AMD Ryzen VFIO GPU pass-through – gaming VM on new hardware

This is kind of a follow up to my USB3 card pass-though post some years ago … as I finally bough some new hardware and want to share my configuration for VFIO GPU and USB pass-through to a Windows 10 VM. Host system is Debian 10 with libvirt. With my former Intel based PC i was having luck it worked so well, this time i took some time to select the hardware…

New and existing hardware

  • Mainboard: Gigabyte X570 Aorus Pro
  • CPU: AMD Ryzen 5 3600
  • RAM and cpu cooler
  • … and a new power supply because the old one lacked one ATX_12V cpu power connector

    Existing hardware:
  • Gainward GTX 1070 Phoenix GS
  • Intel X520 10Gbe PCIe SFP+ card
  • Renesas USB3 card to pass through to the Windows 10 gaming VM
  • a USB headset i bought to get rid of the crappy and troublesome sound pass-through from VM to host

I went for the Gigabyte X570 Aorus Pro because it had 3 PCIe x16 slots configured as x16/x8/x4 (attached to cpu/cpu/chipset) when only the x16 slot is used or x8/x8/x4 when both cpu slots are used and the ability to select which slot should be used as boot GPU.
So my initial thoughts were to put the guest os GPU to slot 1 and X520 nic to slot 3 and the USB3 card (PCIe x1) somewhere in between and everything is ok but … the AMD Ryzen, unlike most Intel CPUs, has no integrated graphics and a second graphics card is needed for GPU pass-through to a VM as the boot GPU can’t be passed to a VM.
Had an old nVidia GT640 around doing nothing and the boot gpu can be set to slot 2. Perfect.
During assembly i noticed that the USB3 card wouldn’t fit as both graphics cards are 2 slots wide.
The solution and whats possible with the board and what doesn’t work shall be part of this blog entry.

VFIO and IOMMU

A requirement for VFIO pass-through to a VM are good iommu groups.
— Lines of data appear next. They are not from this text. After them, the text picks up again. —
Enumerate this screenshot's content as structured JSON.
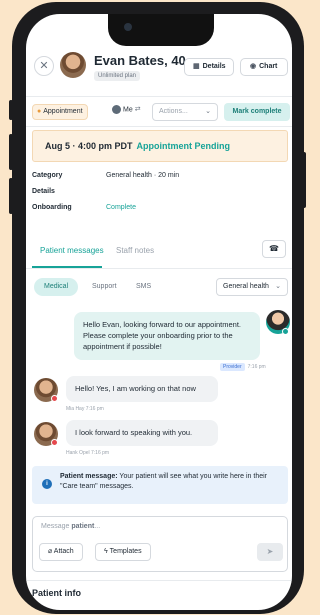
{
  "header": {
    "patient_name": "Evan Bates, 40",
    "plan": "Unlimited plan",
    "close_icon": "close-icon",
    "details_label": "Details",
    "chart_label": "Chart"
  },
  "actions": {
    "appointment_badge": "Appointment",
    "assignee": "Me",
    "actions_placeholder": "Actions...",
    "mark_complete": "Mark complete"
  },
  "appointment": {
    "datetime": "Aug 5 · 4:00 pm PDT",
    "status": "Appointment Pending"
  },
  "info": {
    "category_label": "Category",
    "category_value": "General health · 20 min",
    "details_label": "Details",
    "onboarding_label": "Onboarding",
    "onboarding_value": "Complete"
  },
  "tabs": {
    "patient_messages": "Patient messages",
    "staff_notes": "Staff notes"
  },
  "filters": {
    "chips": [
      "Medical",
      "Support",
      "SMS"
    ],
    "team": "General health"
  },
  "messages": [
    {
      "text": "Hello Evan, looking forward to our appointment. Please complete your onboarding prior to the appointment if possible!",
      "tag": "Provider",
      "time": "7:16 pm"
    },
    {
      "text": "Hello! Yes, I am working on that now",
      "author": "Mia Hay",
      "time": "7:16 pm"
    },
    {
      "text": "I look forward to speaking with you.",
      "author": "Hank Opel",
      "time": "7:16 pm"
    }
  ],
  "notice": {
    "bold": "Patient message:",
    "text": " Your patient will see what you write here in their \"Care team\" messages."
  },
  "composer": {
    "placeholder_prefix": "Message ",
    "placeholder_target": "patient",
    "placeholder_suffix": "...",
    "attach": "Attach",
    "templates": "Templates"
  },
  "section": {
    "title": "Patient info"
  },
  "colors": {
    "accent": "#17a398",
    "background": "#fbe6c9",
    "appointment_bg": "#fdf1e1"
  }
}
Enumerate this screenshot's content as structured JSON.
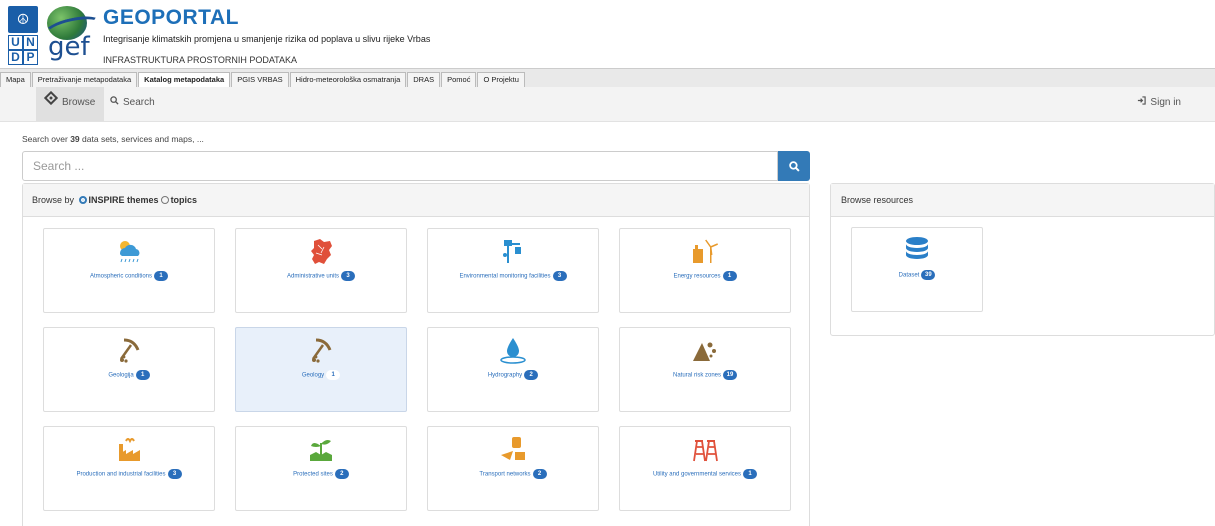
{
  "header": {
    "undp_top": "☮",
    "undp_letters": [
      "U",
      "N",
      "D",
      "P"
    ],
    "gef_text": "gef",
    "title": "GEOPORTAL",
    "subtitle": "Integrisanje klimatskih promjena u smanjenje rizika od poplava u slivu rijeke Vrbas",
    "infra": "INFRASTRUKTURA PROSTORNIH PODATAKA"
  },
  "menu_tabs": [
    "Mapa",
    "Pretraživanje metapodataka",
    "Katalog metapodataka",
    "PGIS VRBAS",
    "Hidro-meteorološka osmatranja",
    "DRAS",
    "Pomoć",
    "O Projektu"
  ],
  "active_menu_tab": "Katalog metapodataka",
  "nav": {
    "browse": "Browse",
    "search": "Search",
    "signin": "Sign in"
  },
  "count_line": {
    "pre": "Search over ",
    "count": "39",
    "post": " data sets, services and maps, ..."
  },
  "search": {
    "placeholder": "Search ..."
  },
  "browse_by": {
    "label": "Browse by ",
    "option1": "INSPIRE themes",
    "option2": "topics"
  },
  "themes": [
    {
      "name": "atmospheric-conditions",
      "label": "Atmospheric conditions",
      "count": "1",
      "icon": "cloud-rain",
      "color": "#3d9ad6"
    },
    {
      "name": "administrative-units",
      "label": "Administrative units",
      "count": "3",
      "icon": "map-europe",
      "color": "#e0503a"
    },
    {
      "name": "environmental-monitoring",
      "label": "Environmental monitoring facilities",
      "count": "3",
      "icon": "monitoring-station",
      "color": "#2a8fd0"
    },
    {
      "name": "energy-resources",
      "label": "Energy resources",
      "count": "1",
      "icon": "wind-turbine",
      "color": "#e89a2c"
    },
    {
      "name": "geologija",
      "label": "Geologija",
      "count": "1",
      "icon": "pickaxe",
      "color": "#8a6a3a"
    },
    {
      "name": "geology",
      "label": "Geology",
      "count": "1",
      "icon": "pickaxe",
      "color": "#8a6a3a"
    },
    {
      "name": "hydrography",
      "label": "Hydrography",
      "count": "2",
      "icon": "water-drop",
      "color": "#2a8fd0"
    },
    {
      "name": "natural-risk-zones",
      "label": "Natural risk zones",
      "count": "19",
      "icon": "rockfall",
      "color": "#8a6a3a"
    },
    {
      "name": "production-industrial",
      "label": "Production and industrial facilities",
      "count": "3",
      "icon": "factory",
      "color": "#e89a2c"
    },
    {
      "name": "protected-sites",
      "label": "Protected sites",
      "count": "2",
      "icon": "plant",
      "color": "#5aa83c"
    },
    {
      "name": "transport-networks",
      "label": "Transport networks",
      "count": "2",
      "icon": "transport",
      "color": "#e89a2c"
    },
    {
      "name": "utility-services",
      "label": "Utility and governmental services",
      "count": "1",
      "icon": "utility-tower",
      "color": "#e0503a"
    }
  ],
  "resources": {
    "title": "Browse resources",
    "item_label": "Dataset",
    "item_count": "39",
    "icon": "database",
    "color": "#2a7fc8"
  }
}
These are used to isolate hardware so it can safely be passed through to a guest system.
A restriction with iommu groups is that all devices in a given iommu group have to be passed to the guest system together with the exception of pci bridges, these are never passed to the guest os (this is not entirely true, given that the ACS override patch for the linux kernel exists where this restriction is removed – but you should know about the risks). So the smaller (less devices) an iommu group is, the “better”. More info can be found here VFIO tips and tricks: IOMMU Groups, inside and out.
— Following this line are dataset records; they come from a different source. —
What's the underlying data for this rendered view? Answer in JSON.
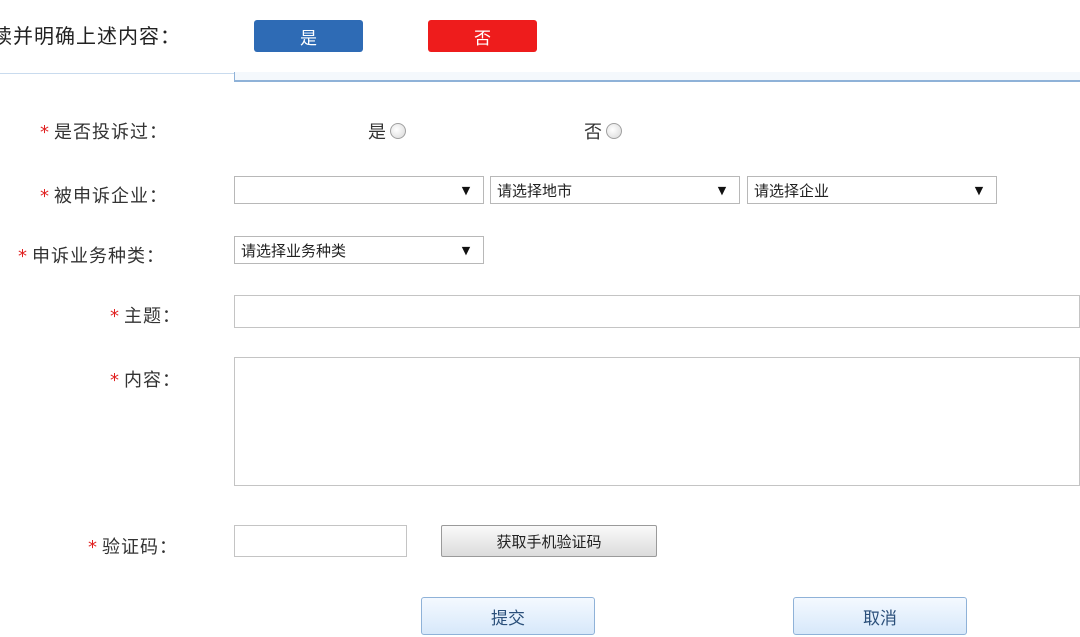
{
  "confirm": {
    "text": "读并明确上述内容：",
    "yes_label": "是",
    "no_label": "否"
  },
  "form": {
    "complained_before": {
      "label": "是否投诉过：",
      "options": [
        "是",
        "否"
      ]
    },
    "enterprise": {
      "label": "被申诉企业：",
      "select1_value": "",
      "select2_value": "请选择地市",
      "select3_value": "请选择企业"
    },
    "business_type": {
      "label": "申诉业务种类：",
      "select_value": "请选择业务种类"
    },
    "subject": {
      "label": "主题：",
      "value": ""
    },
    "content": {
      "label": "内容：",
      "value": ""
    },
    "captcha": {
      "label": "验证码：",
      "value": "",
      "button_label": "获取手机验证码"
    }
  },
  "actions": {
    "submit_label": "提交",
    "cancel_label": "取消"
  },
  "required_mark": "*",
  "dropdown_glyph": "▼",
  "colors": {
    "yes_button": "#2e6bb5",
    "no_button": "#ee1c1c",
    "required_star": "#e02020"
  }
}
The amount and mapping of devices to iommu groups can very based on mainboard, bios version and CPU model. During my investigation which board to buy the Gigabyte X570 Aorus Pro (and also the Aorus Elite) were found to have good iommu groups.

One of the best ressources for VFIO pass-through is the Arch Wiki: PCI passthrough via OVMF.

The IOMMU groups

Back to the Gigabyte X570 Aorus Pro boards iommu groups with BIOS version f11. To enable SVM and IOMMU on the x570 board with the AMD Ryzen cpu these BIOS settings have to changed to:

  • SVM -> Enable
  • IOMMU -> Enable
  • ACS Enable -> Enable
  • Enable AER cap -> Enable

and the kernel command line in the boot loader needs to be extended with amd_iommu=on iommu=pt.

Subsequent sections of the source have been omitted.